I inspect my hand for damage. Not too much, considering the impact. As I pluck a couple of needlepoint glass pieces out of my index finger, Dumbledore leans over with the blasted methylene blue marble in front of his eye again and winces at the sight of blood.
"I'm sorry, Severus, that must've hurt. But then, my boy, you always were doing exactly that."
Moments like these make me wonder if Albus is the only sane person out of all of us and I'm the one who is mad. A madman with delusions of a ghost conveniently invisible to the sane majority.
No matter how loud Potter tries to shout after that, or which marbles he tries to get in front of, Dumbledore doesn't respond to him at all.
He talks to me some more, always in short, delirious phrases: asks me to be kinder to Minerva, and out of the blue he starts the story of the birth of the chimaera. "Once upon a time, a goat with a snake for a tail had wandered into the lion's den . . ."
He never finishes it.
The platform fills with people at certain intervals of time, always busy, always coming and going somewhere, never paying too much attention to our corner.
"Doesn't anyone take care of him? Any family?" Potter questions when he gives up on his most recent fruitless attempt to get Dumbledore's attention.

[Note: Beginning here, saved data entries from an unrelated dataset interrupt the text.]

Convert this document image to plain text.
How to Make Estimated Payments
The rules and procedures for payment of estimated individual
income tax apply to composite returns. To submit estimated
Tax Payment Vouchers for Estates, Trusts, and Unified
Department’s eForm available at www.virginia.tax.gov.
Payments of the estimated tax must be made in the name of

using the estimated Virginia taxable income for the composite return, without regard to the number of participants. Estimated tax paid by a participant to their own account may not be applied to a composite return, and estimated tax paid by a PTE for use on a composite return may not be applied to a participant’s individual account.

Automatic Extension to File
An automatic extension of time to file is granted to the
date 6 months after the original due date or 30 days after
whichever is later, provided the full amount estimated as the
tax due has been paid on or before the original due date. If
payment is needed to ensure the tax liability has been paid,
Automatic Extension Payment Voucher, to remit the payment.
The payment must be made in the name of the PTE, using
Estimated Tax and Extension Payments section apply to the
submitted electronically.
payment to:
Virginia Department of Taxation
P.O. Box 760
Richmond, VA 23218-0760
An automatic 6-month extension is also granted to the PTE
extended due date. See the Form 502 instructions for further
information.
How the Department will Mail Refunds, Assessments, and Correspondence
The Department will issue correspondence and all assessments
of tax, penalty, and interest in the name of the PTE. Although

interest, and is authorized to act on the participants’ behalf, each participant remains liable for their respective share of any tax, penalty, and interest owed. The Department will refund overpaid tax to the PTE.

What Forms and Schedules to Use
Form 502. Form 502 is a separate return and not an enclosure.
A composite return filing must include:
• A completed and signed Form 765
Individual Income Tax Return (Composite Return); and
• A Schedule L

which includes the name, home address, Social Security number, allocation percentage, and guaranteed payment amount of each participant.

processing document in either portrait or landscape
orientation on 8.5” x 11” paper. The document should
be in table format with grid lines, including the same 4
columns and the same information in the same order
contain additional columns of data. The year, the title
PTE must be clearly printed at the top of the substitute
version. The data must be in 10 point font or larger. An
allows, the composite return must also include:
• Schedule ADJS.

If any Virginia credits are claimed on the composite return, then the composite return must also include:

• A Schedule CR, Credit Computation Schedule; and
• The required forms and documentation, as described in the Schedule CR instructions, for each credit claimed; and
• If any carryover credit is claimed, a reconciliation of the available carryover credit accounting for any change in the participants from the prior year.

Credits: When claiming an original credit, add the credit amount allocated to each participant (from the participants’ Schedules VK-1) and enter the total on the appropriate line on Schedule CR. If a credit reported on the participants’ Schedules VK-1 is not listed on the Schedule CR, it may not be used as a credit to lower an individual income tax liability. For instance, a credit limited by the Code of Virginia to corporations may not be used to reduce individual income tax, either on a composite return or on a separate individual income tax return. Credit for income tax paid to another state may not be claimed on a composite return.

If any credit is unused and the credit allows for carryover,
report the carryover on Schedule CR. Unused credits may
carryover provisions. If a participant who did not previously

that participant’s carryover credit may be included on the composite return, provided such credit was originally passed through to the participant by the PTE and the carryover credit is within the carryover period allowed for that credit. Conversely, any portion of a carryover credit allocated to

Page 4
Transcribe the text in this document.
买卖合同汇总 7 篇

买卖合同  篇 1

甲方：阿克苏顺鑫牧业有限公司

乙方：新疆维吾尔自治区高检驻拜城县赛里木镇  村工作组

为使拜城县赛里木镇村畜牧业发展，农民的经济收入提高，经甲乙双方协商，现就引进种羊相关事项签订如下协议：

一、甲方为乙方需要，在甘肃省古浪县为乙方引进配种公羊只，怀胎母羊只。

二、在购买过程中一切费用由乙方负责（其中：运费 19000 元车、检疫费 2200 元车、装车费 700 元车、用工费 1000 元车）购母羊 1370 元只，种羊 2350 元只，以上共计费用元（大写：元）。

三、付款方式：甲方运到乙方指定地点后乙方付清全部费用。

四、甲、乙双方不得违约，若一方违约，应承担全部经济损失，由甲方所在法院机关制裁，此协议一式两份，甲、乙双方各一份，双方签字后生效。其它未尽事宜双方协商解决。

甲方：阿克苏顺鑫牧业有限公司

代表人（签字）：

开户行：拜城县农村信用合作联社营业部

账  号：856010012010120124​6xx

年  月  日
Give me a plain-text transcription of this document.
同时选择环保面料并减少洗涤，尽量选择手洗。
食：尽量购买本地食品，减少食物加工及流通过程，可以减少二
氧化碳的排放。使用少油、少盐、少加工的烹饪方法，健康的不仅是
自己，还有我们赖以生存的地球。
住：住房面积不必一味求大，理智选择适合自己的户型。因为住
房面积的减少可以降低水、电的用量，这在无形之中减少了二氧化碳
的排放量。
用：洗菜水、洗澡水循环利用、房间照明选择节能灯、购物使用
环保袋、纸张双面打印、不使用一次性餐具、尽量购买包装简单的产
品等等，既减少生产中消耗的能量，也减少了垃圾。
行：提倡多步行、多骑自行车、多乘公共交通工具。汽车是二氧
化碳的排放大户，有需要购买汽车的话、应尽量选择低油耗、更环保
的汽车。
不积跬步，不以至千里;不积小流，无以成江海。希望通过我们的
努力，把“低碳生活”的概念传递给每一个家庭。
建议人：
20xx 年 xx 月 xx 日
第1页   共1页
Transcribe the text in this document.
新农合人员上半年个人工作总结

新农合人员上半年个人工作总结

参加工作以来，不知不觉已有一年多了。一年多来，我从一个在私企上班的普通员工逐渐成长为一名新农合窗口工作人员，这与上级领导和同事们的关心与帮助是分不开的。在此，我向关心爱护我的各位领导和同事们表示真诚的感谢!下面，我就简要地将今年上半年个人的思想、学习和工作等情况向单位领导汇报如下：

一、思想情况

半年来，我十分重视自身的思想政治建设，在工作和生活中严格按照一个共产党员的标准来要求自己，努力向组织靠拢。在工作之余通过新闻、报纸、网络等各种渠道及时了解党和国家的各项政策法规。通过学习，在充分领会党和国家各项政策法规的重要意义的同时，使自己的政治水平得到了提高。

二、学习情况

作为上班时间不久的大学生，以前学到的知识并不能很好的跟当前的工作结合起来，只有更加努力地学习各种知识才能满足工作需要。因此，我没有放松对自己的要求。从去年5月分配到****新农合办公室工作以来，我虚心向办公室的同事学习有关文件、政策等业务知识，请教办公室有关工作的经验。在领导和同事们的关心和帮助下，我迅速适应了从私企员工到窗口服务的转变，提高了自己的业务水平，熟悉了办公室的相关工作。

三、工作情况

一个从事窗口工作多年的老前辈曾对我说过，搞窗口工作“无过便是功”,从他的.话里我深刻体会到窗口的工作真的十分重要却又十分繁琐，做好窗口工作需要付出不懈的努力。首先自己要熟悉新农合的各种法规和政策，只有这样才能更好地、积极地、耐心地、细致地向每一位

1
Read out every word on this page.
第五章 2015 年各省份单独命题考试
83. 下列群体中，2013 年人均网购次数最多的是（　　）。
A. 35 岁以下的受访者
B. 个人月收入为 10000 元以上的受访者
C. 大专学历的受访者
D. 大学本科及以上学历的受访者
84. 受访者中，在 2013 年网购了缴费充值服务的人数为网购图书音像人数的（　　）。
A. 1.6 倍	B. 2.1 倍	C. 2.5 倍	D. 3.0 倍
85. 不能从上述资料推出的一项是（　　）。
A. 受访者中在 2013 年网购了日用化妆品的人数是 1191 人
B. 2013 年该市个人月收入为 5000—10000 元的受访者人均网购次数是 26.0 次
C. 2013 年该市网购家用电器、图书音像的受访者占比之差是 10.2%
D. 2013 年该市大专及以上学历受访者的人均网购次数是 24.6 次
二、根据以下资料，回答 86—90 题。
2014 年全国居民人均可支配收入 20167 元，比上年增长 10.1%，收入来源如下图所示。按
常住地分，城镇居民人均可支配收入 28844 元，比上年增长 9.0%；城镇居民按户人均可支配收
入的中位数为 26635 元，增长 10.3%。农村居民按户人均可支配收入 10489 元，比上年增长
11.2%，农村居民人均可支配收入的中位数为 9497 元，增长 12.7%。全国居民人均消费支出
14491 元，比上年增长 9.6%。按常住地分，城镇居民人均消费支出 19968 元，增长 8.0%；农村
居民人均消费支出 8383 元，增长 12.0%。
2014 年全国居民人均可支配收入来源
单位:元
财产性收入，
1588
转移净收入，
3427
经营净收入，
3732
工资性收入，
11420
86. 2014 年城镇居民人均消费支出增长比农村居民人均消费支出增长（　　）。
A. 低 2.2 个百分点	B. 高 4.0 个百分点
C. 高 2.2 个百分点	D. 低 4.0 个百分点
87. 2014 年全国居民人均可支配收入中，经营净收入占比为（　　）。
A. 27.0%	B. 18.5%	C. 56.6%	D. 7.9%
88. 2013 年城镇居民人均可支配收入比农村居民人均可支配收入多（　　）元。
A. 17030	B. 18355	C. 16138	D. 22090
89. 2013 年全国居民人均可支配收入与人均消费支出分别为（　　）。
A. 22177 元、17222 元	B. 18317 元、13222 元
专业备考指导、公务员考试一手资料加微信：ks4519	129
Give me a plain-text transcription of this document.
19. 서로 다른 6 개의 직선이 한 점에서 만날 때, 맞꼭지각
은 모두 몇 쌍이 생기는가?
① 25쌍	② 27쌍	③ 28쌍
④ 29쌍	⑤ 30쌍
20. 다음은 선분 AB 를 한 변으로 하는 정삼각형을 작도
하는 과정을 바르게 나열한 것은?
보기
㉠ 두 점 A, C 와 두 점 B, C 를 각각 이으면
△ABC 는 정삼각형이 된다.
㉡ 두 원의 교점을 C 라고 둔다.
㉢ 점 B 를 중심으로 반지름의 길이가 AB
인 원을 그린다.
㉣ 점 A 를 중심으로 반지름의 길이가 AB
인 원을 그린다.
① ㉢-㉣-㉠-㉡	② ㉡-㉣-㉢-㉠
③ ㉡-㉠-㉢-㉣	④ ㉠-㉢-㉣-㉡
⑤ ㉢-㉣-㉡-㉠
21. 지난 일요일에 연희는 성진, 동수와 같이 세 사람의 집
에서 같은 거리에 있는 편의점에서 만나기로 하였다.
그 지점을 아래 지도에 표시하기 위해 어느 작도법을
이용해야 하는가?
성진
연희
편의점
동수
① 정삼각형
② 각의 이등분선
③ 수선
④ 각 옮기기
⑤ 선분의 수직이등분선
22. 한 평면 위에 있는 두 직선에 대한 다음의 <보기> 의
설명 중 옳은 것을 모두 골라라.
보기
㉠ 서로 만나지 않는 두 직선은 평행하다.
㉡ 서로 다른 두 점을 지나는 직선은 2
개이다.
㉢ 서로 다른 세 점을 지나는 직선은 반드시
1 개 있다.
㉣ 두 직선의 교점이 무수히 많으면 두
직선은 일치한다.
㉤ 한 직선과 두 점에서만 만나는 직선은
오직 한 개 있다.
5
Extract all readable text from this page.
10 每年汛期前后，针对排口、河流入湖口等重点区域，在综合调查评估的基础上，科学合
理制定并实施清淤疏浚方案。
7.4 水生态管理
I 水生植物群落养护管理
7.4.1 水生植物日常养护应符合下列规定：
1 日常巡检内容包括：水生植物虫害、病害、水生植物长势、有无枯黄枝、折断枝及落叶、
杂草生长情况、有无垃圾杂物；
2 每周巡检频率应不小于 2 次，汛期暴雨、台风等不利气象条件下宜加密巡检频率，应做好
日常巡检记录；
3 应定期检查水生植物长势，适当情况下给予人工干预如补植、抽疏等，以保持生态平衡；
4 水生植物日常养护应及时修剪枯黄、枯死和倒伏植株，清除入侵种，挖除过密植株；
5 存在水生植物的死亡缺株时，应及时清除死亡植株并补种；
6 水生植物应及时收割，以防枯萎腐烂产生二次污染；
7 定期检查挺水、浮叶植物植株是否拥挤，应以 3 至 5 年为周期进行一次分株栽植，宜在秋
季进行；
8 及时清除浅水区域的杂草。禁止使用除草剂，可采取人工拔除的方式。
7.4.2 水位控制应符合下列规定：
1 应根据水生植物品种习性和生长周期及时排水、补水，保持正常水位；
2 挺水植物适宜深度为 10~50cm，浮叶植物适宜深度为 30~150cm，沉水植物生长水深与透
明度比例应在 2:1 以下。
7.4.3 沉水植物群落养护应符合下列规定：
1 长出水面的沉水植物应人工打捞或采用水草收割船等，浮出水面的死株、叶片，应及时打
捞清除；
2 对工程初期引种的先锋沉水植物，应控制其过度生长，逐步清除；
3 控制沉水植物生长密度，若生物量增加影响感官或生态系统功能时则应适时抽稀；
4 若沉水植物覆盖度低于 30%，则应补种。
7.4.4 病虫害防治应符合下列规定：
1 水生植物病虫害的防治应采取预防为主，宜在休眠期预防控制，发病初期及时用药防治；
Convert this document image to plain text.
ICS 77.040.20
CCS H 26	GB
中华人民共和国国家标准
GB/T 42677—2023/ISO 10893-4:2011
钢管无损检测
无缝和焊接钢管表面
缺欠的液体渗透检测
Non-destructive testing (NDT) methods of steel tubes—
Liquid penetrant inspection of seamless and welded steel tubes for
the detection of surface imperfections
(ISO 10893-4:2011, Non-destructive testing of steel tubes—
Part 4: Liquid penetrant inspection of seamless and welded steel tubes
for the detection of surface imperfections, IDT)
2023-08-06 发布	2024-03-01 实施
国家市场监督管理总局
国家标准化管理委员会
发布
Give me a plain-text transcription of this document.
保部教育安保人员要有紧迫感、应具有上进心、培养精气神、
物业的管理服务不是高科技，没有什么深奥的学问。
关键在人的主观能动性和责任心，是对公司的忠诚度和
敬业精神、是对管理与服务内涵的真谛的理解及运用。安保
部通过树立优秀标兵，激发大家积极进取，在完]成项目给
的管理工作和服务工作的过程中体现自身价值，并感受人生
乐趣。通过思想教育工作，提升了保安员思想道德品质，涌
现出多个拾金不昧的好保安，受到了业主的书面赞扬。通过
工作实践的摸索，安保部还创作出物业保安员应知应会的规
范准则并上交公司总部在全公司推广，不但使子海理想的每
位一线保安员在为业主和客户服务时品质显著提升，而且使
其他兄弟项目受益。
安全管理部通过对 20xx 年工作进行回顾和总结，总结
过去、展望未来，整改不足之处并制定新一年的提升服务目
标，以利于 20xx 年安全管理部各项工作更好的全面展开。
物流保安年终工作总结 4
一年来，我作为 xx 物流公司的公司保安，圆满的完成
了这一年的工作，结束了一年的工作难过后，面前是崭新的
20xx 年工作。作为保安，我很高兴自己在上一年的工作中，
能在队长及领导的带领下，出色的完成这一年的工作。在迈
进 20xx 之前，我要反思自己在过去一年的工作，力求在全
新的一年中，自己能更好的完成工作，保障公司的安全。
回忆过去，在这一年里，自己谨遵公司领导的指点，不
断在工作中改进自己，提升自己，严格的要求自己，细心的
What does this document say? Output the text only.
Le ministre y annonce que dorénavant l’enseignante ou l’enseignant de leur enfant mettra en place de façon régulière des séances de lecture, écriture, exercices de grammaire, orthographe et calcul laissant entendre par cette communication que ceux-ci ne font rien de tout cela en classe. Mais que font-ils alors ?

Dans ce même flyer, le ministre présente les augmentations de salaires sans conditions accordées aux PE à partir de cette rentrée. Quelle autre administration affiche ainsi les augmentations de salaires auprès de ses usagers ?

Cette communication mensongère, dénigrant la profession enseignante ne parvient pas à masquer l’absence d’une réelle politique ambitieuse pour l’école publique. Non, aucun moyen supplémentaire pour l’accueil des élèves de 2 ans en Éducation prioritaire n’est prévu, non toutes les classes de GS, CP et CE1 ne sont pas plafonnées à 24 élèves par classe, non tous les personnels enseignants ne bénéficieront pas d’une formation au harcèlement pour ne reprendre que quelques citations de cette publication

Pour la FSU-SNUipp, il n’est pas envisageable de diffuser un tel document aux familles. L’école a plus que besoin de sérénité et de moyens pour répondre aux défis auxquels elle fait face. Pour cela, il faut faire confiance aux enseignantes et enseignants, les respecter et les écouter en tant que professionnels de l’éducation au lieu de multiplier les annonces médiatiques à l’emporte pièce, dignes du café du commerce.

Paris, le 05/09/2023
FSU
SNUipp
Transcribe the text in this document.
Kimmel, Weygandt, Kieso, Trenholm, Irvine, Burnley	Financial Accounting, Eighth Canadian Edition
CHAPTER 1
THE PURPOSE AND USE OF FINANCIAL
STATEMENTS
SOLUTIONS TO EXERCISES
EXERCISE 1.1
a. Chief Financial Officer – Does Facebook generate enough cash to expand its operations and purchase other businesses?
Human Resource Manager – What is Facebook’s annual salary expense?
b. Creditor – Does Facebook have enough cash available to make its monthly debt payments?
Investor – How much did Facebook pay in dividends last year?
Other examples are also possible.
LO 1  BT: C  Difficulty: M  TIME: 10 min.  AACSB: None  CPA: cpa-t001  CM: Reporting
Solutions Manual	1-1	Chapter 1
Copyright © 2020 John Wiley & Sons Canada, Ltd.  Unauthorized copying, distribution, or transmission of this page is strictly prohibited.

"Aberforth refused to leave Hogsmeade during the final battle," I say. "That should sufficiently answer your question."
"Oh." He glances suspiciously at the old woman napping against the wall. "Friends then?"
Does he ever give up? "Weren't you paying attention, Potter?" I snap. "Yes, he has friends: 'Minerva', marbles, every stranger from here to the Northern Line, what more do you want?"
My outburst startles the old woman out of her sleep. She glances at me questioningly and furrows her short, thick eyebrows.
Potter looks like a fish desperately gasping for water and getting only air instead. "What do I want?" he cries, "I want magic back! I want him to hear a single word I say. I want the walls to stay solid for a change. I want you to stop being a bloody git and say SOMETHING to me without making me feel like a firstie all over again! But who gives a damn WHAT I want because NONE of it will ever bloody HAPPEN, WILL it?"
"If you don't wish to be treated like a first-year then stop bloody behaving like one!" I shout back at him. My words echo at me from the tiled walls and ceiling. As they finish ringing in the air I realise how strange they must've sounded to the rest of the world without anything to prompt them.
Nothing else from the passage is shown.